LE QUOTIDIEN : Quelles sont les conséquences de la crise sanitaire liée au Covid sur les enfants ?
Pr RICHARD DELORME : Il y a eu durant la crise une sorte de sacrifice de l’enfance, qui a été peu prise en compte. On manque d'un lobbying de l'enfance. Les petits ont été largement entravés dans leurs libertés individuelles, forcés à l’isolement, avec les écoles fermées, alors que les moins de dix ans sont peu contaminants et rarement malades. En France, les études sur la santé mentale des enfants ont tardé, alors qu'en Grande-Bretagne, des enquêtes ont été lancées dès le début de la crise. Le constat : un tiers des enfants étaient très anxieux, avaient peur de mourir du Covid ou de la disparition d'un proche et 20 % d'entre eux craignaient que leurs parents ne perdent leur emploi.
À notre échelle, nous avons constaté lors du confinement un repli massif des consultations. Comment allaient les enfants ? Ils pouvaient dormir moins bien, moins manger, être plus irritables ou agressifs et plus opposants. Les familles étaient démunies : le site pedopsydebre.org que nous avons alors lancé pour diffuser des fiches pratiques et des publications scientifiques, a recensé 600 000 connexions pendant le confinement. Les enfants étaient aussi confrontés aux violences intrafamiliales, sur lesquelles pèse une véritable omerta.
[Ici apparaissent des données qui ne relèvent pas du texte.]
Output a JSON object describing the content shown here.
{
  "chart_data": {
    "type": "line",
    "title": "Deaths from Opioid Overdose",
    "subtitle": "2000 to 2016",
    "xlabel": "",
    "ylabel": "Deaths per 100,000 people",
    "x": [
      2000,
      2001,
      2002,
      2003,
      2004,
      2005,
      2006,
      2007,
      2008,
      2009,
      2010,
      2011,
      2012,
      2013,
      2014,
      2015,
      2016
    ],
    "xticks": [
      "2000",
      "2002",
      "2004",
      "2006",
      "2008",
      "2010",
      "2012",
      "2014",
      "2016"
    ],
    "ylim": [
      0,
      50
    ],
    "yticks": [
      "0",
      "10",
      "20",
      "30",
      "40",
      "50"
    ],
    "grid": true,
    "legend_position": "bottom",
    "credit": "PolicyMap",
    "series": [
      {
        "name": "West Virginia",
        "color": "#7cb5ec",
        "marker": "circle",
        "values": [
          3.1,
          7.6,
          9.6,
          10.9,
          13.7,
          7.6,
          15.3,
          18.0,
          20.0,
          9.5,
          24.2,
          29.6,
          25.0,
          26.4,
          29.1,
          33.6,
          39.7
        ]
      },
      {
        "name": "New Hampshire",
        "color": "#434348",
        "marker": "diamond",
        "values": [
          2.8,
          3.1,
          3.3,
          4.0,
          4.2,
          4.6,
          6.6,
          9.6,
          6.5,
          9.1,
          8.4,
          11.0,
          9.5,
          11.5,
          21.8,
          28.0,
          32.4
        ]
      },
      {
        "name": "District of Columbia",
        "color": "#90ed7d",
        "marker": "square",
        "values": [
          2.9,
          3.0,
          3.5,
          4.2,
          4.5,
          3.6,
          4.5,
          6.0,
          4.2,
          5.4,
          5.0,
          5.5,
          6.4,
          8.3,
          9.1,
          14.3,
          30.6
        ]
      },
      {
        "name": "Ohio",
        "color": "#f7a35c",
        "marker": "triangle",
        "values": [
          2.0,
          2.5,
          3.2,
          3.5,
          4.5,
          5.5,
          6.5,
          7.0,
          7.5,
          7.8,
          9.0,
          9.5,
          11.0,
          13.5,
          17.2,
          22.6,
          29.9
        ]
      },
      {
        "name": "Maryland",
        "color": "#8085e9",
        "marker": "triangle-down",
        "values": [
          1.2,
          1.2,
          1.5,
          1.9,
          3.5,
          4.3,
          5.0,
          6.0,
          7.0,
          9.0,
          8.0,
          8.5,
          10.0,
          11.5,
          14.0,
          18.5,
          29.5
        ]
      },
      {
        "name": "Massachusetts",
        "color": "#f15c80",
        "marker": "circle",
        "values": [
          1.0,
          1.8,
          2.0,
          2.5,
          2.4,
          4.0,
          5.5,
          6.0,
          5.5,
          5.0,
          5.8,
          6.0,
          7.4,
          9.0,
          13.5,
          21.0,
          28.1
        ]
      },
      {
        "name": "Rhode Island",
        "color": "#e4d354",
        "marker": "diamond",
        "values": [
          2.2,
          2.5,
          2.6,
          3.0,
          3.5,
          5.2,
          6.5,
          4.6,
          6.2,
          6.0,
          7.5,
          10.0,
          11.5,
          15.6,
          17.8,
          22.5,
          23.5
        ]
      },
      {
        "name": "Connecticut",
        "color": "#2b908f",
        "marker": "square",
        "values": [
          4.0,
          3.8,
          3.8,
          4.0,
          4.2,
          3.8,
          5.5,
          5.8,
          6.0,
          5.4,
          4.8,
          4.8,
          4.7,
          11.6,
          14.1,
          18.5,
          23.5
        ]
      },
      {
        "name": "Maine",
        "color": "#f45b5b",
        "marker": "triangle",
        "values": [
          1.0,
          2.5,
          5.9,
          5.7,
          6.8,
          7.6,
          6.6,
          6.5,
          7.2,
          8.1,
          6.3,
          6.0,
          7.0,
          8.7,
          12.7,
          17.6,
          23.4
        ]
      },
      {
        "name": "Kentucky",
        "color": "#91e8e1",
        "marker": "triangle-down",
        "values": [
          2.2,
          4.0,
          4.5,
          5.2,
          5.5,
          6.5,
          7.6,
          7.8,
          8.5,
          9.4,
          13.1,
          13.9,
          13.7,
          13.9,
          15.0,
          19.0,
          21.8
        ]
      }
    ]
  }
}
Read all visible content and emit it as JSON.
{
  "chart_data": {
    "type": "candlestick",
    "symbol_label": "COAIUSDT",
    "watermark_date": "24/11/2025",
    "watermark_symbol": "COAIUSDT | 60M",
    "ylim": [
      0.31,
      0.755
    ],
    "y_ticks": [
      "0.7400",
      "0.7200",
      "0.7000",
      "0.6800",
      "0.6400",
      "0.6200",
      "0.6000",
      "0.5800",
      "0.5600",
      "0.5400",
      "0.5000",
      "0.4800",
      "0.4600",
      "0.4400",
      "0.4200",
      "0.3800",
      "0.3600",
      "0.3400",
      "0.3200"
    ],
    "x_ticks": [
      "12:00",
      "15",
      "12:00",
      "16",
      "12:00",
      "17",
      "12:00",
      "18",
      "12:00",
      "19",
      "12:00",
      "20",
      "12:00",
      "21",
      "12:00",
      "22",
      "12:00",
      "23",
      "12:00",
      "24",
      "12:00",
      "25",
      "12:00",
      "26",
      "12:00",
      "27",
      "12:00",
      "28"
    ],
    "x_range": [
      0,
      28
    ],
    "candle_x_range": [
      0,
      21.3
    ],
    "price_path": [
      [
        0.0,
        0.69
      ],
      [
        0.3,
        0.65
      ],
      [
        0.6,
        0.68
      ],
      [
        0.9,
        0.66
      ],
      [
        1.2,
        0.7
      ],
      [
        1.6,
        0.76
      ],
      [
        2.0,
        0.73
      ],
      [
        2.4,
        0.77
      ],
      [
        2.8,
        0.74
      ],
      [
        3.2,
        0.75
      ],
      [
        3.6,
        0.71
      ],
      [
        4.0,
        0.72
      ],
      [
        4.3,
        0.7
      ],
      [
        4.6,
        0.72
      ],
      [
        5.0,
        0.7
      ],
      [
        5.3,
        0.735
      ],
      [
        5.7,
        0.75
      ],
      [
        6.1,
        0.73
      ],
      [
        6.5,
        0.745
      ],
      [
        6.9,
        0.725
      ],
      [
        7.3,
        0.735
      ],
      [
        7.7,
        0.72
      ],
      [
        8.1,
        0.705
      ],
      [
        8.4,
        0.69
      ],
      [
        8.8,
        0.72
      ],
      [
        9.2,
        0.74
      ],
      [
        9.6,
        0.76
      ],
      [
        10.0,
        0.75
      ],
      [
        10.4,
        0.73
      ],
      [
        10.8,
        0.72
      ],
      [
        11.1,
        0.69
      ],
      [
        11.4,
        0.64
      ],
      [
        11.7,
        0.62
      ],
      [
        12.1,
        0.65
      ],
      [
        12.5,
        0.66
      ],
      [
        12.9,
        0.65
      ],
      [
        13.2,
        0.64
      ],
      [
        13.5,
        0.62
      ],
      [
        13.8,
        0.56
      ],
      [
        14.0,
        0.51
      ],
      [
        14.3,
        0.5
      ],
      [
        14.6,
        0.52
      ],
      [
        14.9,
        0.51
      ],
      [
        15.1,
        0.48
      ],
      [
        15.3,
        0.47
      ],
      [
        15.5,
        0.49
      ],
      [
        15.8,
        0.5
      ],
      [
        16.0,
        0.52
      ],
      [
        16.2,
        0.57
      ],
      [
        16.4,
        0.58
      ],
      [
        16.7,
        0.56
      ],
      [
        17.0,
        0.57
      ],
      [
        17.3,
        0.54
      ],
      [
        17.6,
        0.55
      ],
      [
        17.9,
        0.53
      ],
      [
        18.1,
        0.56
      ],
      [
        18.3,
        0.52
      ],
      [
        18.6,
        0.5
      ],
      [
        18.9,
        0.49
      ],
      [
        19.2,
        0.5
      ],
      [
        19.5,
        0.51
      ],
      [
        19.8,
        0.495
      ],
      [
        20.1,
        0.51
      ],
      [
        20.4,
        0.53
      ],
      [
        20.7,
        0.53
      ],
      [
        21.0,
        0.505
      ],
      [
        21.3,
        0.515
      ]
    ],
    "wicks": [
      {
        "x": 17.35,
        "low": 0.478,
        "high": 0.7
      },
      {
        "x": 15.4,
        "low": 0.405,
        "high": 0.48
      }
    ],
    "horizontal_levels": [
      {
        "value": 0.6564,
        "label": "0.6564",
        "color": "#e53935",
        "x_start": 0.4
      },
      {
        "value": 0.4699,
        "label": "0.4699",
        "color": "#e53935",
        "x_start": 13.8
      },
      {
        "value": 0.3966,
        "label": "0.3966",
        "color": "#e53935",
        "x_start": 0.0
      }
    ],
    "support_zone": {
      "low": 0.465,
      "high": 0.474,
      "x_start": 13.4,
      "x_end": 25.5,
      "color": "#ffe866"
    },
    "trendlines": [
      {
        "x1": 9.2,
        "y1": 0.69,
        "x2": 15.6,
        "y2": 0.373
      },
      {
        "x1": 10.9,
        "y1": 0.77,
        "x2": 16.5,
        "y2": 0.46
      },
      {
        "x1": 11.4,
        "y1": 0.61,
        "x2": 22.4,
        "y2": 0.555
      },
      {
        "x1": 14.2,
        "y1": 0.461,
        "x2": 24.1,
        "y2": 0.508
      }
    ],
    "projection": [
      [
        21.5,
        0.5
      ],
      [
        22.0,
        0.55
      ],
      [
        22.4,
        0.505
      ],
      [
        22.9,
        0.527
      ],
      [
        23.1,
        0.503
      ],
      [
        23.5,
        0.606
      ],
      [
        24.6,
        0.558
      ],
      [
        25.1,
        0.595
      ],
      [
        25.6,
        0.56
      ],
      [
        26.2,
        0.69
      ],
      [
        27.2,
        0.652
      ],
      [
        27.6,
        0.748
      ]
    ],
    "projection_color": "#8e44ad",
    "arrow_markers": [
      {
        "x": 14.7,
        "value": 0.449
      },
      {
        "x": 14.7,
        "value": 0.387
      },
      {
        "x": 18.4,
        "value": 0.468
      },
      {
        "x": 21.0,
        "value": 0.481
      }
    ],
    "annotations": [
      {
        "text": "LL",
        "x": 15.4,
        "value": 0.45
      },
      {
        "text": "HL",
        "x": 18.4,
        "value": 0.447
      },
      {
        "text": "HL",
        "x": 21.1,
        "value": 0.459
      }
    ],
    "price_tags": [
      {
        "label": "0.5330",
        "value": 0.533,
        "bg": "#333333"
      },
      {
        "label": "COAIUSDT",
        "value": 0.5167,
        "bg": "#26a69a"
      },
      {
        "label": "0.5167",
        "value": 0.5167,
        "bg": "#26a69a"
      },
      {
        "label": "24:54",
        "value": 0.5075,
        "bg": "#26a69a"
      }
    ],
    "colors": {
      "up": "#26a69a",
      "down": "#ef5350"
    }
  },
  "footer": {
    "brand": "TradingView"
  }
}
Quant aux enfants déjà suivis, leur vécu du confinement dépend des troubles. Certains autistes ont pu aller mieux car moins confrontés aux situations sociales. D'autres familles, dont les enfants sont sujets à l'automutilation ou ont besoin de beaucoup déambuler, ont vécu un calvaire.
Observez-vous depuis le déconfinement davantage de demandes de consultation ? De la part d'anciens ou de nouveaux patients ?
Nous observons en effet un regain des demandes de consultations en urgence. Il s'agit de patients déjà suivis, pour lesquels nous devons rattraper notre retard, mais aussi de nouveaux patients qui ont des troubles de l'adaptation plus ou moins sévères. Malgré le déconfinement, on observe un maintien d'un niveau d’anxiété assez massif. On a des symptômes anxieux, de la dysphorie et de l'irritabilité chez des enfants qui n'avaient jamais eu de problèmes auparavant. Ce phénomène semble accentué chez ceux dont les parents étaient en première ligne pendant le confinement.
On dit souvent la pédopsychiatrie sinistrée. Mi-juillet, vous alertiez dans « Le Monde » sur la situation des urgences…
La demande sociétale à l'égard de la psychiatrie évolue : davantage de personnes recourent à la santé mentale, car le tissu social se délite. Les familles veulent avoir des avis plus rapidement.
Nous devons nous adapter et nous mettre à la disposition des populations. Il y a bien sûr un problème de moyens mais aussi d'organisation et d'attribution des ressources. Il faut notamment pouvoir accueillir les enfants en urgence, en pédopsychiatrie. Or, à Paris, il n'existe pas d'urgences pédopsychiatriques, avec des lits et des psychiatres 24 heures sur 24.
Plus largement, il faut pouvoir répondre à une demande de suivi très ambulatoire. Les familles ne peuvent attendre 6 à 12 mois pour obtenir un premier rendez-vous. Mais aujourd'hui, les moyens sont surtout orientés vers les soins lourds ou les hospitalisations de jour.
À Robert Debré, nous avons mis en place une consultation d'orientation pédopsychiatrique sans rendez-vous pour répondre aux situations de crise. Nous recevons 3 500 patients par an. Il ne s'agit pas toujours d'urgences graves. Pour les petites demandes, nous orientons les patients vers les pédiatres et les généralistes, voire les services de pédiatrie, qui font un travail formidable pour assurer la continuité de soins. L'ARS Ile-de-France a lancé un appel d'offres sur les situations de crise, qui devrait permettre l'ouverture de dispositifs semblables.
Il y a une volonté gouvernementale et ministérielle pour essayer de débloquer la situation. Mais il faut aussi une volonté du corps médical pour faire autrement et un changement sociétal face à la maladie psychique. Avoir un enfant malade est encore une double peine pour les parents, compte tenu du regard qu'on porte sur eux.